Emmanuel Macron écarte l'idée d'une réforme des niches fiscales

Emmanuel Macron écarte l'idée d'une réforme des niches fiscales
Emmanuel Macron à Étang-sur-Arroux, le 7 février 2019.

Orange avec AFP-Services, publié le vendredi 08 février 2019 à 11h28

Le président aurait sèchement écarté l'idée de Gérald Darmanin de raboter les niches fiscales, et se serait même montré "agacé", rapporte franceinfo.

Emmanuel Macron s'est montré défavorable à une réforme des niches fiscales, mercredi lors du Conseil des ministres, rapporte franceinfo vendredi 8 février. C'est une idée de son ministre de l'Action et des comptes publics, Gérald Darmanin, qui avait proposé dimanche de les encadrer, notamment en leur appliquant des conditions de ressources.



"Le débat oui, mais la ligne, c'est pas d'augmentation d'impôts", a déclaré le chef de l'État aux membres du gouvernement.

Selon plusieurs sources, le président se serait même montré "agacé" par l'hypothèse. "On peut dire ce qu'on veut, mais réduire les niches, c'est augmenter les impôts, a confié un ministre à franceinfo. Emmanuel Macron a déjà tranché."

Contacté par la radio, l'Élysée s'est montré évasif. "L'idée ne sera pas forcément retenue, ce n'est qu'une contribution ministérielle". De son côté, Matignon a reconnu que "cela a un peu remué" cette semaine. D'autant plus que d'autres ministres seraient plutôt favorables au rétablissement de l'impôt sur la fortune (ISF), l'une des principales revendications des "gilets jaunes".
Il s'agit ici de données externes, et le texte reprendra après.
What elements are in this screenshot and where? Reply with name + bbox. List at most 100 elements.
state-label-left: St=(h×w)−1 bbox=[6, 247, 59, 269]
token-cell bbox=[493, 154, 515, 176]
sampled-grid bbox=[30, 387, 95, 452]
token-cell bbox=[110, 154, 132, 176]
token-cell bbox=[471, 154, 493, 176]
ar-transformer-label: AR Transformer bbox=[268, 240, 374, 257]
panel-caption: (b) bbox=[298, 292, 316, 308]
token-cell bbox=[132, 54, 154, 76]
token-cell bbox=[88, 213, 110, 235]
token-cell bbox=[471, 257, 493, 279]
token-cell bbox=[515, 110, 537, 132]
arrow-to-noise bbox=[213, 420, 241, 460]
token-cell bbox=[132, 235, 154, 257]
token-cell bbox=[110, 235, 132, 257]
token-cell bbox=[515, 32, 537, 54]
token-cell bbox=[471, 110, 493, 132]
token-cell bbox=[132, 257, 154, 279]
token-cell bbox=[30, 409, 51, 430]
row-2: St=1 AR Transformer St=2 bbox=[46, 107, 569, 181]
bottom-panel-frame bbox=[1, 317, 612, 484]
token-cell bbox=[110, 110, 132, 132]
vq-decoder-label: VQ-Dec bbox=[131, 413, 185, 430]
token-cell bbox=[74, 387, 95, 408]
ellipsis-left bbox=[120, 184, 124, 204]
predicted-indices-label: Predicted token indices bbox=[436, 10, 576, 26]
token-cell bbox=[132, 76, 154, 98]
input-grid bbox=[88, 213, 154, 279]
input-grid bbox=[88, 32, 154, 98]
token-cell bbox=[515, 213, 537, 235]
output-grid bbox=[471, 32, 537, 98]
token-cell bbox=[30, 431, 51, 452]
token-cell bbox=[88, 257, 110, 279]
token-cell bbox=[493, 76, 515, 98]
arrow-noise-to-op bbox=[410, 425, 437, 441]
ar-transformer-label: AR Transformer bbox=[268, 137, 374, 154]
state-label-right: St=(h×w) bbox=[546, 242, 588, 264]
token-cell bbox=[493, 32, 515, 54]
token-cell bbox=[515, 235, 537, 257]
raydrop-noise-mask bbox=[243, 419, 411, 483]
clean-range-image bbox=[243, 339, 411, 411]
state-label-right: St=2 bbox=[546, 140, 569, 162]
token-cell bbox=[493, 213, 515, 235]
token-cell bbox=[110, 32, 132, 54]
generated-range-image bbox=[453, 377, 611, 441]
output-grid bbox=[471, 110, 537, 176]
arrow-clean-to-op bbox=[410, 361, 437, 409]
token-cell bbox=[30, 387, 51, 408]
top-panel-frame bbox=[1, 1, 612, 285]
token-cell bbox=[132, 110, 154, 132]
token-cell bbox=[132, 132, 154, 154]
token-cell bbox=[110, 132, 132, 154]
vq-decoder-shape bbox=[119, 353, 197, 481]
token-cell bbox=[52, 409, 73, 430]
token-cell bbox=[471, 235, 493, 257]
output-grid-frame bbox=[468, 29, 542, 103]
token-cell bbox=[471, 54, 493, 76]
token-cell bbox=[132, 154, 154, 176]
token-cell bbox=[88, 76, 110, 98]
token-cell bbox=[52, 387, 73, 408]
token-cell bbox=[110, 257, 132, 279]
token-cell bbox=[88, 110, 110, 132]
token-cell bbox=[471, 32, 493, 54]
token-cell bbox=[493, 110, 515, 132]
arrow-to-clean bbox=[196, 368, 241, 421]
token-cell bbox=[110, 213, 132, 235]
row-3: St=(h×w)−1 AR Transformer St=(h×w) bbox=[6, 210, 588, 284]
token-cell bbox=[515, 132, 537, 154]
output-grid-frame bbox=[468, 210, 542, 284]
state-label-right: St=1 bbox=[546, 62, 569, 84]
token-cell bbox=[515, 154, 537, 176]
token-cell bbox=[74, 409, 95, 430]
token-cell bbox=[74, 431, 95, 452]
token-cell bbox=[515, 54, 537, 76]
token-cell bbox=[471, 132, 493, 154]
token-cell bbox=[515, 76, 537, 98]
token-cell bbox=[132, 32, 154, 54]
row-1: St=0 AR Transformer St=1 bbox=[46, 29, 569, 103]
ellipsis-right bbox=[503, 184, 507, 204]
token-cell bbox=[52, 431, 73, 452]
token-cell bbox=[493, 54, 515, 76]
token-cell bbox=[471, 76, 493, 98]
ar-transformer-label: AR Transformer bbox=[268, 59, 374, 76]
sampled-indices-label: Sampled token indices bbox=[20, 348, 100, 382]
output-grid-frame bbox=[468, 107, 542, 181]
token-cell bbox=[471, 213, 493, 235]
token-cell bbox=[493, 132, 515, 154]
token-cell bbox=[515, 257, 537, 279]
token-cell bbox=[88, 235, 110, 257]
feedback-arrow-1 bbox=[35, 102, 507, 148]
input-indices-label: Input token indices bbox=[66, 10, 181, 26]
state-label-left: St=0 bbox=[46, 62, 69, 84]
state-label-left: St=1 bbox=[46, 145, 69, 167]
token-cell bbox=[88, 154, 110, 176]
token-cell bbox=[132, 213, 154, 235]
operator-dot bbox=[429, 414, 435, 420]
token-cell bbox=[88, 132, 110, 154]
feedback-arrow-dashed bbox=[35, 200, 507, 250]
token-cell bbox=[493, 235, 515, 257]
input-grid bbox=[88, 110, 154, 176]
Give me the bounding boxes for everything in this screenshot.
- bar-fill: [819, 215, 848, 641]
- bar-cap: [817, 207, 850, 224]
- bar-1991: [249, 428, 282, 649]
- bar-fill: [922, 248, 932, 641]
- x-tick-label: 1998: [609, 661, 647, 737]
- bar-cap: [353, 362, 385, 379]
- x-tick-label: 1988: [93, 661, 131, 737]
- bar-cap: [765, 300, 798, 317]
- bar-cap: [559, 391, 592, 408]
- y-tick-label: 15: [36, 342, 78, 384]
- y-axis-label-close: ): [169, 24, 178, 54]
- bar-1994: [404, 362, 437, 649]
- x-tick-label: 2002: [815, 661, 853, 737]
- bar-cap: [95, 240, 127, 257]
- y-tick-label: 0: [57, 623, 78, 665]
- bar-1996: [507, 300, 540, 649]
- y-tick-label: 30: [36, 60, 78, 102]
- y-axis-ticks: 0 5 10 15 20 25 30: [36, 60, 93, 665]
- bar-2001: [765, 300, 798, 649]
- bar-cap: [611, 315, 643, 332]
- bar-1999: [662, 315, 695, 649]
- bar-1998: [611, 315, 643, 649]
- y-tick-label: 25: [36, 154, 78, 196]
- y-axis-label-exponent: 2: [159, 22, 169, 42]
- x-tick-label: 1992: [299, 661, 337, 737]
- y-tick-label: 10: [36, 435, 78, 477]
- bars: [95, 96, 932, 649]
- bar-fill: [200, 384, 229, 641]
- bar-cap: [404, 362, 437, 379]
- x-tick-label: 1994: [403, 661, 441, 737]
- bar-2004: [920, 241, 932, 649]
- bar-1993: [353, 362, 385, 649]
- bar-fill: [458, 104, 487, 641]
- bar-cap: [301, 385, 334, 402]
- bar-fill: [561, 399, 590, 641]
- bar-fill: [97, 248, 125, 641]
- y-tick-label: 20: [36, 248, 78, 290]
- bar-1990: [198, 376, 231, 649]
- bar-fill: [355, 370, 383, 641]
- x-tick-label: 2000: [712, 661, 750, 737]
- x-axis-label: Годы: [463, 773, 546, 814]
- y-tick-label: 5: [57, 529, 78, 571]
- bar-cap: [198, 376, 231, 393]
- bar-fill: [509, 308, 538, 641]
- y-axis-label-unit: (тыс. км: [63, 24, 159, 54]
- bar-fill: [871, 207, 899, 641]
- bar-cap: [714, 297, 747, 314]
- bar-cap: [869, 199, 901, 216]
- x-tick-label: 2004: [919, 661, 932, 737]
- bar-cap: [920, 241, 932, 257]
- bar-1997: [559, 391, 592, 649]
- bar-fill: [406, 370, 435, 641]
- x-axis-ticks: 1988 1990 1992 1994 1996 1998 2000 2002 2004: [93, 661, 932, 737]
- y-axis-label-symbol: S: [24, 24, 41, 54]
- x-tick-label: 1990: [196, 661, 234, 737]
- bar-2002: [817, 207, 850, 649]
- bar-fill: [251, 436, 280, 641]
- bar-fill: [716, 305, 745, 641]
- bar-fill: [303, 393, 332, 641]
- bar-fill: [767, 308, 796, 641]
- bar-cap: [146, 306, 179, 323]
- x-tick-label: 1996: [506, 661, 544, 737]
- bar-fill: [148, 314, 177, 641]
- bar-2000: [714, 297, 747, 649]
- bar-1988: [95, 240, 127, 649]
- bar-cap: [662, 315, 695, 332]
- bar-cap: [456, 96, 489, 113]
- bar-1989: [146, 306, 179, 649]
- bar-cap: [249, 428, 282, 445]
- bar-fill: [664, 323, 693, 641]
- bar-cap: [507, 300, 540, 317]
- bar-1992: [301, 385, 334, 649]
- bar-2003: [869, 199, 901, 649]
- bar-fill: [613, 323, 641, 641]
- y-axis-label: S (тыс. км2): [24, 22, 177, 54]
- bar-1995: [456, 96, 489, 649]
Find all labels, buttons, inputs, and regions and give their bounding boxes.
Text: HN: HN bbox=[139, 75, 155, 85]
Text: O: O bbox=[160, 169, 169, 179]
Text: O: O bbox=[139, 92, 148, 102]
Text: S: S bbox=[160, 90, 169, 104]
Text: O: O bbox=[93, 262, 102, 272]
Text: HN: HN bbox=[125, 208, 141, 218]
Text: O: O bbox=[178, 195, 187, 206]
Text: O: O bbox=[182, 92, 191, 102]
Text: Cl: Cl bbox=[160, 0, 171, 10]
Gérald Darmanin avait préconisé, dimanche dans un entretien au Parisien, d'encadrer les niches fiscales, en diminuant leur plafond global ou en les mettant sous conditions de ressources. Les niches fiscales: "c'est 14 milliards d'euros, soit quatre fois plus que l'ISF !". "Et plus de la moitié de ces 14 milliards profite aux 9% des Français les plus riches", avait-il souligné. La réduction des niches fiscales est l'une des suggestions les plus populaires sur le site du "grand débat", où certains appellent à une "remise à plat" des dispositifs en vigueur, afin de ne conserver que "celles qui sont une incitation forte au soutien économique".

Mercredi, le député Les Républicains Éric Woerth et la président du Rassemblement national Marine Le Pen avaient estimé que le rabotage des niches fiscales revenaient en effet à augmenter les impôts. "On peut envisager de supprimer des niches fiscales si on baisse massivement les impôts", avait concédé cette dernière, "mais on ne peut pas laisser les impôts tels quels et supprimer les niches fiscales".

Selon la Cour des comptes, près de 450 niches fiscales existent actuellement en France, dont le crédit impôt recherche, l'aide à l'emploi à domicile ou l'abattement fiscal pour les journalistes. En 2018, le coût total de ces dispositifs s'est élevé à 100 milliards d'euros, selon Bercy.